Indian multinational conglomerate

The Ador Group is an Indian multinational conglomerate headquartered in Mumbai. Formerly known as JB Advani Group, it is one of the oldest and largest companies in the Indian industrial sector. They are a diversified group with core operations in engineering products and services. The group consists of five companies with interests in core industrial and manufacturing sectors, cosmetic products and green energy initiatives. Ador Group's flagship company is Ador Welding (earlier known as Advani Oerlikon Ltd). Two other listed entities Ador Fontech and Ador Multiproducts are into metal reclamation/surfacing solutions and personal care products, respectively. The unlisted entity Ador Powertron is an industrial electronics company based in Pune.

==Subsidiaries==

=== Ador Welding ===

The Ador Group's primary subsidiary, Ador Welding, is an Indian manufacturer of welding and cutting equipment and consumables as well as related services. The company began in 1951 as Advani–Oerlikon Ltd., a joint venture with Swiss welding industry brand Oerlikon Ltd. It operates domestically and internationally in the Middle East, Africa, and South-East Asia.

=== Ador Powertron ===
Ador Powertron is an Indian industrial electronics company based in Pune and part of the Ador Group. It was started in 1977 as the Industrial Electronics and Power Control division (IEPC) of Advani Oerlikon Ltd. (now known as Ador Welding). It was established as an independent company in January 1995 and commenced business operations in April 1995.

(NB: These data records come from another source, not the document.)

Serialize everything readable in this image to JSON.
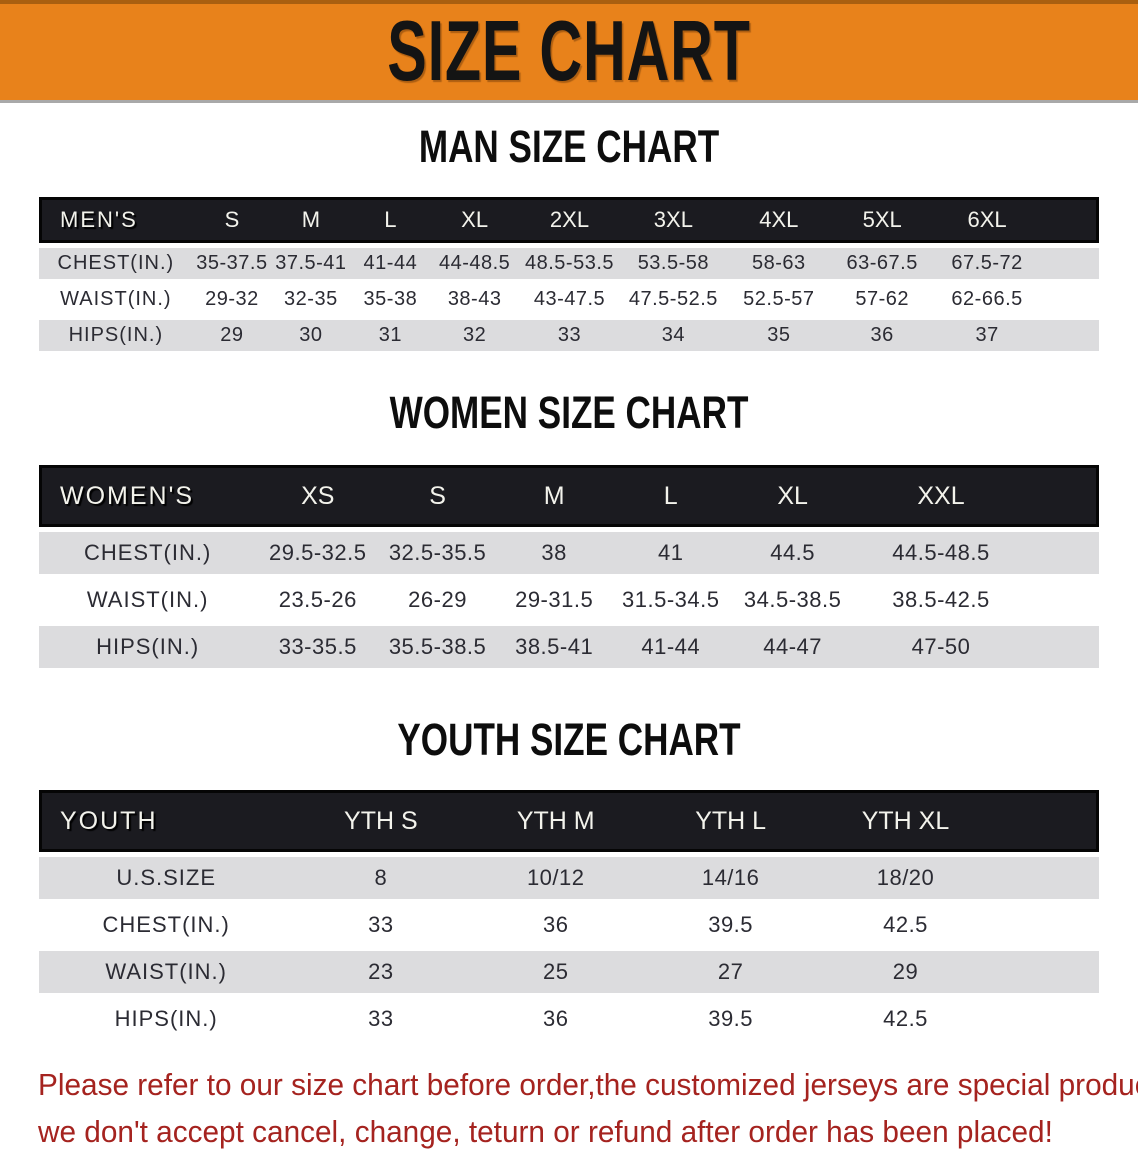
{
  "banner": {
    "title": "SIZE CHART",
    "bg_color": "#E8821B"
  },
  "sections": [
    {
      "id": "men",
      "heading": "MAN SIZE CHART",
      "table": {
        "header_label": "MEN'S",
        "columns": [
          "S",
          "M",
          "L",
          "XL",
          "2XL",
          "3XL",
          "4XL",
          "5XL",
          "6XL"
        ],
        "rows": [
          {
            "label": "CHEST(IN.)",
            "values": [
              "35-37.5",
              "37.5-41",
              "41-44",
              "44-48.5",
              "48.5-53.5",
              "53.5-58",
              "58-63",
              "63-67.5",
              "67.5-72"
            ]
          },
          {
            "label": "WAIST(IN.)",
            "values": [
              "29-32",
              "32-35",
              "35-38",
              "38-43",
              "43-47.5",
              "47.5-52.5",
              "52.5-57",
              "57-62",
              "62-66.5"
            ]
          },
          {
            "label": "HIPS(IN.)",
            "values": [
              "29",
              "30",
              "31",
              "32",
              "33",
              "34",
              "35",
              "36",
              "37"
            ]
          }
        ]
      }
    },
    {
      "id": "women",
      "heading": "WOMEN SIZE CHART",
      "table": {
        "header_label": "WOMEN'S",
        "columns": [
          "XS",
          "S",
          "M",
          "L",
          "XL",
          "XXL"
        ],
        "rows": [
          {
            "label": "CHEST(IN.)",
            "values": [
              "29.5-32.5",
              "32.5-35.5",
              "38",
              "41",
              "44.5",
              "44.5-48.5"
            ]
          },
          {
            "label": "WAIST(IN.)",
            "values": [
              "23.5-26",
              "26-29",
              "29-31.5",
              "31.5-34.5",
              "34.5-38.5",
              "38.5-42.5"
            ]
          },
          {
            "label": "HIPS(IN.)",
            "values": [
              "33-35.5",
              "35.5-38.5",
              "38.5-41",
              "41-44",
              "44-47",
              "47-50"
            ]
          }
        ]
      }
    },
    {
      "id": "youth",
      "heading": "YOUTH SIZE CHART",
      "table": {
        "header_label": "YOUTH",
        "columns": [
          "YTH S",
          "YTH M",
          "YTH L",
          "YTH XL"
        ],
        "rows": [
          {
            "label": "U.S.SIZE",
            "values": [
              "8",
              "10/12",
              "14/16",
              "18/20"
            ]
          },
          {
            "label": "CHEST(IN.)",
            "values": [
              "33",
              "36",
              "39.5",
              "42.5"
            ]
          },
          {
            "label": "WAIST(IN.)",
            "values": [
              "23",
              "25",
              "27",
              "29"
            ]
          },
          {
            "label": "HIPS(IN.)",
            "values": [
              "33",
              "36",
              "39.5",
              "42.5"
            ]
          }
        ]
      }
    }
  ],
  "footnote": {
    "line1": "Please refer to our size chart before order,the customized jerseys are special products,",
    "line2": "we don't accept cancel, change, teturn or refund after order has been placed!",
    "color": "#A5231F"
  },
  "colors": {
    "banner_orange": "#E8821B",
    "header_bar_black": "#1B1B20",
    "row_stripe_gray": "#DCDCDE",
    "footnote_red": "#A5231F"
  }
}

The company manufactures, designs and commissions engineering products. Its customers come from sectors including the thermal power, iron and steel, cement, battery manufacturing, chemical and fertilizer, atomic energy, railway, telecom, and automobile industries.

==Partnership==
Ador Group is partnered with Godrej Properties to develop a luxury housing project spread over almost seven acres in Mumbai.